Herr Ackner, Herr Fischbach, Sie haben Casanovas „Geschichte meines Lebens“ in einer 137 Stunden umfassenden Hörbuch-Ausgabe veröffentlicht. Sind bei Ihnen eigentlich noch alle CDs im Regal? Was hat Sie dazu getrieben, dieses Mammutprojekt anzugehen?
David Fischbach: Zugegeben, das ist ein bisschen verrückt. Aber wir hatten schon immer ein Faible für umfangreiche Klassiker. Die Bibel hatten wir schon aufgenommen, auch den Koran und Doyles sämtliche Sherlock-Holmes-Erzählungen. Und ich liebe Venedig. Dort läuft einem Casanova zwangsläufig über den Weg. Da mussten wir nur noch eins und eins zusammenzählen …
Das Projekt muss zigtausend Euro gekostet haben. Ihr Hörbuch-Verlag Buchfunk ist zwar fein, aber auch klein. Riskieren Sie gerade seine Existenz?
Johannes Ackner: Ja, das stimmt, die Produktion war ziemlich teuer. Sprecher, Toningenieur, Gestalter und schließlich das Presswerk wollen bezahlt werden. Uns war auch klar, dass Klassiker grundsätzlich kaum zum Bestseller taugen. Auf der anderen Seite haben wir ein Produkt geschaffen, das keine Saisonware ist und sich voraussichtlich auch in zehn Jahren noch verkaufen lässt. Deshalb sind wir uns sicher, dass sich die Investition langfristig gesehen amortisieren wird und vielleicht irgendwann sogar einen kleinen Gewinn abwirft.
Wie ist es Ihnen gelungen, für dieses Hörbuch den Sprecher Alexis Krüger zu gewinnen, der u.a. durch seine Puppenspiele in ZDF und KiKA bekannt ist?

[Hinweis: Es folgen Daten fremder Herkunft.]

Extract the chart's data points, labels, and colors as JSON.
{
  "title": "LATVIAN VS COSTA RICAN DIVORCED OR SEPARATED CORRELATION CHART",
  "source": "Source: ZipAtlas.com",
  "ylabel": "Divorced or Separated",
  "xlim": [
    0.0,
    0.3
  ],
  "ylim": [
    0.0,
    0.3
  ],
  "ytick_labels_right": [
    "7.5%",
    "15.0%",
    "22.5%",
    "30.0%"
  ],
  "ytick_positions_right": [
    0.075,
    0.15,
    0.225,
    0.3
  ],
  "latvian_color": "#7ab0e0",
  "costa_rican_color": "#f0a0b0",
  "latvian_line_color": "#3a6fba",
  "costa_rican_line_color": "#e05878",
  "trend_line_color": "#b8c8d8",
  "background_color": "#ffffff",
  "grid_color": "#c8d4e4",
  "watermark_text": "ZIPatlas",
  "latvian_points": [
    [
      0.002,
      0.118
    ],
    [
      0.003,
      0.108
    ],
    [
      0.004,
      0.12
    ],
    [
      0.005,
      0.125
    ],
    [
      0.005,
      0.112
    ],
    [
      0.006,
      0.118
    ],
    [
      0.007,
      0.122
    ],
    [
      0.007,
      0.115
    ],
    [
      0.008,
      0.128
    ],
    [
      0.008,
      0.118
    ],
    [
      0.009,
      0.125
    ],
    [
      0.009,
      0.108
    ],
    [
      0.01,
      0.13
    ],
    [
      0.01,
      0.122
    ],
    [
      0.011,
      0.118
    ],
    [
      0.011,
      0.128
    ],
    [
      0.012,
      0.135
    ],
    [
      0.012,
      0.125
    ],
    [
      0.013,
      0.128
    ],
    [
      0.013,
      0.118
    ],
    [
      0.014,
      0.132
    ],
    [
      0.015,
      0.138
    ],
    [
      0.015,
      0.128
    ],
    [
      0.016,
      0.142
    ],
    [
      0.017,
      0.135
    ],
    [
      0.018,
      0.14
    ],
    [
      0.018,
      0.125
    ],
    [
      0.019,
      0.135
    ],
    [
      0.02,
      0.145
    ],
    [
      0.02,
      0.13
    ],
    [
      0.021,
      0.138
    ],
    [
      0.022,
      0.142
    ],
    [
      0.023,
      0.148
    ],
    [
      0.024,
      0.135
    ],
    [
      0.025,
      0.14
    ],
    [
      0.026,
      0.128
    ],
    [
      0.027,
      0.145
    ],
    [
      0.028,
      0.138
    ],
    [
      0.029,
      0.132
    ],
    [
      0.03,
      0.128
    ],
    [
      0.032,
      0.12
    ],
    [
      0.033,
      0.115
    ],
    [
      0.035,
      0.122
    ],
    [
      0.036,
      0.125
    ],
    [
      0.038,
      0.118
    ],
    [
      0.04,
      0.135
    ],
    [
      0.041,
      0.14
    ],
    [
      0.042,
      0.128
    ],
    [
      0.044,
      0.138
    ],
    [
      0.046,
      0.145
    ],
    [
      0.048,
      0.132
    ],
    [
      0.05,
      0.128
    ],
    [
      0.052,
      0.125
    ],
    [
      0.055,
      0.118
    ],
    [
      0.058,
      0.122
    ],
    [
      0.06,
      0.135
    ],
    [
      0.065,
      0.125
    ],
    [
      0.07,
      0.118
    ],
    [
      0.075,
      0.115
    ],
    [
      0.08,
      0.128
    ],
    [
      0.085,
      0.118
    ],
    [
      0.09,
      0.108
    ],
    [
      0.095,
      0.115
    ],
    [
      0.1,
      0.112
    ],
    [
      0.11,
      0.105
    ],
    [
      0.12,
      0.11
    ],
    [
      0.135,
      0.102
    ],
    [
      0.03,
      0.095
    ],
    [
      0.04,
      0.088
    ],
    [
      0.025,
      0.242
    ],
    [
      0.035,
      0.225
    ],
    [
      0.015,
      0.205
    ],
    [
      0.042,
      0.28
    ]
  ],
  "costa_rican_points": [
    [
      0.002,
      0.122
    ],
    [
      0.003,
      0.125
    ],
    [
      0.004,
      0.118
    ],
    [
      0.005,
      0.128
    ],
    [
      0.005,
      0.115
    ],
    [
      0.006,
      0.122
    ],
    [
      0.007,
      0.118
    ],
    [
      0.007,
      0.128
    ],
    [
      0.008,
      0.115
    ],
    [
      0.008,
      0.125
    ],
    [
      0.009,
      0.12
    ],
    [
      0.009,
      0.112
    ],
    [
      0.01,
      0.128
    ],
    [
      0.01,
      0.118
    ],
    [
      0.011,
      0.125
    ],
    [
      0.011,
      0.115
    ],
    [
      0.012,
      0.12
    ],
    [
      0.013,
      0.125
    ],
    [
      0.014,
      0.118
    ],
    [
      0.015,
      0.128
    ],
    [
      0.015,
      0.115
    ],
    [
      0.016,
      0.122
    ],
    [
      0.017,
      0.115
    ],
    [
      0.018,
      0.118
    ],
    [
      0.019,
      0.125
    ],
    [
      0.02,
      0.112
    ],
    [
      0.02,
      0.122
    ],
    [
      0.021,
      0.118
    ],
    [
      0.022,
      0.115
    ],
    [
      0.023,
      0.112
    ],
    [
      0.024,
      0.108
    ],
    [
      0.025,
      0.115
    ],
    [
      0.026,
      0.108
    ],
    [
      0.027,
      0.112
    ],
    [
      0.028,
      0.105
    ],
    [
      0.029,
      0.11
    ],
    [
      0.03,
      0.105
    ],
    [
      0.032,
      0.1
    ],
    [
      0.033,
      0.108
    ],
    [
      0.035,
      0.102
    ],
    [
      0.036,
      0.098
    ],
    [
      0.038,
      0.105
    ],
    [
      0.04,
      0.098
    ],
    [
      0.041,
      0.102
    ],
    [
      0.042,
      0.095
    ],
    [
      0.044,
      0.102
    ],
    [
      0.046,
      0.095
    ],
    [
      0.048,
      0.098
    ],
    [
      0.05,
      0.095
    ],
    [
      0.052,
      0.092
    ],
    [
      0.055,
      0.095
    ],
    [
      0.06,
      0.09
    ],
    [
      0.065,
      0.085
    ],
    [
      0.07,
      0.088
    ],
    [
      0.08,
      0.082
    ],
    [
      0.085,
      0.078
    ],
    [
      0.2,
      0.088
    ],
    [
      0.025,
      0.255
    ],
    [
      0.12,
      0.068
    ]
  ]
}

Johannes Ackner: Wir haben nach einem guten, passenden und bezahlbaren Sprecher gesucht, der an unserem Verlagssitz Leipzig lebt und eine langfristige Verpflichtung eingehen kann. Das schränkt die Auswahl ein. Aber neben dem Verdienst ist für einen Sprecher auch die Größe der Aufgabe ein wichtiger Aspekt; so ein Mammutwerk läuft einem schließlich nicht oft über den Weg. Und so konnten wir Alexis Krüger dann relativ problemlos für die Aufgabe gewinnen, die er ja erstklassig bewältigt hat.
Herr Fischbach, Sie führten Regie. Ganz ehrlich: War es manchmal auch langatmig?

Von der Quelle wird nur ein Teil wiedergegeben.